AdvantEDGE comes with a set of Ansible playbooks to streamline platform environment setup.
With AdvantEDGE release v1.9+, Ansible playbooks are no longer maintained; they are left here for reference only.
Playbooks are currently a beta-feature
They are available for configuring the runtime & development environments
We’ve used them to setup multiple systems/VMs and are confident they will work, so you are welcome to try them
To help us sanitize Playbooks, let us know in GitHub Issues if you encounter problems.
To run playbooks, you must first install ansible on your management system. This machine can be one of your AdvantEDGE platform cluster nodes or any other system with SSH access to the cluster.
Official install procedure and Ansible documentation can be found here
# Ubuntu install procedure
sudo apt-get update
sudo apt-get install software-properties-common
sudo apt-get install ansible
sudo apt-get install ssh sshpass
Playbooks require an inventory of hosts where playbook tasks will be run. The hosts.ini inventory file is used to configure the list of hosts. It can be found in the AdvantEDGE playbooks folder.

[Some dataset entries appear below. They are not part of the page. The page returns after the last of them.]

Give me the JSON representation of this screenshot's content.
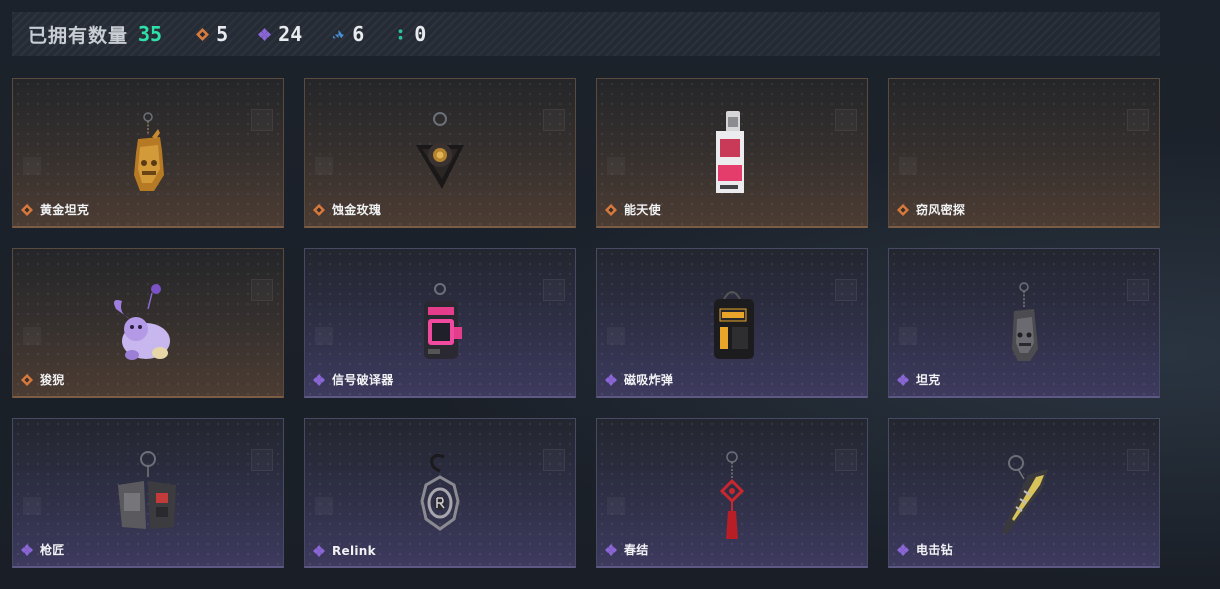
{
  "header": {
    "owned_label": "已拥有数量",
    "owned_count": "35",
    "stats": [
      {
        "rarity": "orange",
        "icon": "orange-diamond-icon",
        "color": "#d97a3c",
        "count": "5"
      },
      {
        "rarity": "purple",
        "icon": "purple-diamond-icon",
        "color": "#8a66d6",
        "count": "24"
      },
      {
        "rarity": "blue",
        "icon": "blue-diamond-icon",
        "color": "#4a8fd0",
        "count": "6"
      },
      {
        "rarity": "green",
        "icon": "green-dots-icon",
        "color": "#2bc79a",
        "count": "0"
      }
    ]
  },
  "colors": {
    "accent_green": "#2fe0a8",
    "orange_rarity": "#d97a3c",
    "purple_rarity": "#8a66d6"
  },
  "items": [
    {
      "name": "黄金坦克",
      "rarity": "orange",
      "icon": "golden-tank-charm-icon"
    },
    {
      "name": "蚀金玫瑰",
      "rarity": "orange",
      "icon": "black-rose-charm-icon"
    },
    {
      "name": "能天使",
      "rarity": "orange",
      "icon": "exusiai-tag-charm-icon"
    },
    {
      "name": "窃风密探",
      "rarity": "orange",
      "icon": "empty-charm-slot"
    },
    {
      "name": "狻猊",
      "rarity": "orange",
      "icon": "suanni-lion-charm-icon"
    },
    {
      "name": "信号破译器",
      "rarity": "purple",
      "icon": "signal-decoder-charm-icon"
    },
    {
      "name": "磁吸炸弹",
      "rarity": "purple",
      "icon": "magnetic-bomb-charm-icon"
    },
    {
      "name": "坦克",
      "rarity": "purple",
      "icon": "tank-charm-icon"
    },
    {
      "name": "枪匠",
      "rarity": "purple",
      "icon": "gunsmith-charm-icon"
    },
    {
      "name": "Relink",
      "rarity": "purple",
      "icon": "relink-charm-icon"
    },
    {
      "name": "春结",
      "rarity": "purple",
      "icon": "chinese-knot-charm-icon"
    },
    {
      "name": "电击钻",
      "rarity": "purple",
      "icon": "shock-drill-charm-icon"
    }
  ]
}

AdvantEDGE hosts are grouped into master, worker, cluster and dev hosts. These groups are used by the playbooks to run group-specific tasks for each of the managed hosts.

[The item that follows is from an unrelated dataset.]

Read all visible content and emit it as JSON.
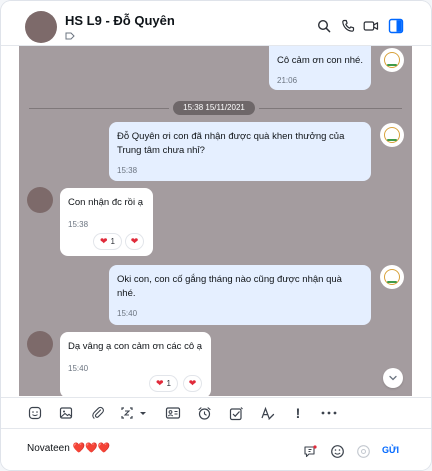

You must update the hosts.ini inventory file to match your setup before running the playbooks.
To run a playbook you must:
- Enable SSH access to your managed hosts (e.g. you must be able to ssh into the system)

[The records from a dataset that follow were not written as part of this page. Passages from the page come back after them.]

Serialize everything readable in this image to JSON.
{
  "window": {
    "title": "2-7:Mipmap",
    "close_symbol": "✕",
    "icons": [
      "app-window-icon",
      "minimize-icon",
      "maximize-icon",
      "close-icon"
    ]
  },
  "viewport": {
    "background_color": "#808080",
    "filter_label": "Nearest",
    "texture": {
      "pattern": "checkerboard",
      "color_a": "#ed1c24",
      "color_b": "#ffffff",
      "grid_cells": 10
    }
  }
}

- Update the hosts.ini inventory file (the one in the repo’s playbooks folder) with host IP address(es) and user name(s)
- Run the playbook using the ansible-playbook command:
# Install Runtime Environment
ANSIBLE_CONFIG=./ansible.cfg ansible-playbook install-runtime-env.yml
# Uninstall Runtime Environment
ANSIBLE_CONFIG=./ansible.cfg ansible-playbook uninstall-runtime-env.yml
# Install Development Environment
ANSIBLE_CONFIG=./ansible.cfg ansible-playbook install-development-env.yml
NOTE: You will be prompted for SSH & sudo passwords when you run a playbook.
This allows ansible to connect to the managed hosts and to run tasks with elevated privileges when necessary.